Aiser qqn à + inf. "Aider qqn à, lui rendre plus facile de" : Et d'icelui costé, au coing de la lice, avoit ung montoir de IIII degrés, pour aidier et aisier à armer et à désarmer les venans de dehors. (LA MARCHE, Tournoi Gand P., p.1470, 67).

II. -

Empl. pronom.

A. -

S'aiser

 

1.

"Se reposer, retrouver ses forces, se donner de l'aise, se mettre dans une situation agréable" : ...Et vous deffens qu'en ce voyage Faisant de tant ne vous aisiez Qu'en une ville plus gesiez D'une nuit. (Mir. mère pape, c.1355, 371). Mais il s'aisoit en sa maison Si que mieus ne s'aisa mais hom. (MACH., C. ami, 1357, 105). Chier compains (...) Vueilliez m'acoler et baisier, Et puis vous en alez aisier ; Car (...) Pour vous iray faire le gage. (Mir. Amis, c.1365, 34). Si vous prie le connestable que vous voulsissiez (...) faire ouvrir vos citez pour eulx laissier ens venir aysier et raffreschir et recouvrer santé (FROISS., Chron.
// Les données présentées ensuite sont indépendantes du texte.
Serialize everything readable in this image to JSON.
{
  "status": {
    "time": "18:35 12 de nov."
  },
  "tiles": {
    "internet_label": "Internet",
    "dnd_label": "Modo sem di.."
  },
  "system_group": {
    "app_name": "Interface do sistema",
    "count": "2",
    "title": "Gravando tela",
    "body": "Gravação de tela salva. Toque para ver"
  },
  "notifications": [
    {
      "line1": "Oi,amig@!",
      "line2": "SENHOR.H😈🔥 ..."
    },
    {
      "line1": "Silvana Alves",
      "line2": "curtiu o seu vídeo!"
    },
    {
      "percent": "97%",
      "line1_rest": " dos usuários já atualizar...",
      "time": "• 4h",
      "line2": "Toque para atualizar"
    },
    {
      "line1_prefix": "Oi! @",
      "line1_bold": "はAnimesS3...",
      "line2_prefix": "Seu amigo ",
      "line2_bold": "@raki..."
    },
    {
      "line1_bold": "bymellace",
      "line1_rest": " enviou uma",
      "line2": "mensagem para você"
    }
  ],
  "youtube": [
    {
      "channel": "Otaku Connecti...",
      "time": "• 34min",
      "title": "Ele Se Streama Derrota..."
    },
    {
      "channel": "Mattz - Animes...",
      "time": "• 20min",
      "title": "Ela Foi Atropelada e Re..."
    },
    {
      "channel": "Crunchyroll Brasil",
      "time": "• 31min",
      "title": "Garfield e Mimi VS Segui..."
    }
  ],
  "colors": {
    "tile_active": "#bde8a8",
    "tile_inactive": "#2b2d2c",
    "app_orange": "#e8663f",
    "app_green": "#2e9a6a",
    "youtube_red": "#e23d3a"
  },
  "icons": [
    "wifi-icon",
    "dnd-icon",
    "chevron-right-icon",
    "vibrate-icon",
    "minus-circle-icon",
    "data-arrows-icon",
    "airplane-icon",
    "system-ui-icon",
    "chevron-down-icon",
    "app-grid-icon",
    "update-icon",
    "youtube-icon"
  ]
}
M., XIV, c.1375-1400, 105). ...il s'aisierent et desarmerent (FROISS., Chron. M., XIV, c.1375-1400, 199). ...pour euls reposer et aisier (FROISS., Chron. D., p.1400, 660). ...le seigneur du lieu les receut a grant honneur, et la se aisierent, car grant besoing en avoient (Bouciquaut L., 1406-1409, 127). Saillons tous hors et laissons Madame chauffer et soy un peu aisier a son privé (LA SALE, J.S., 1456, 247).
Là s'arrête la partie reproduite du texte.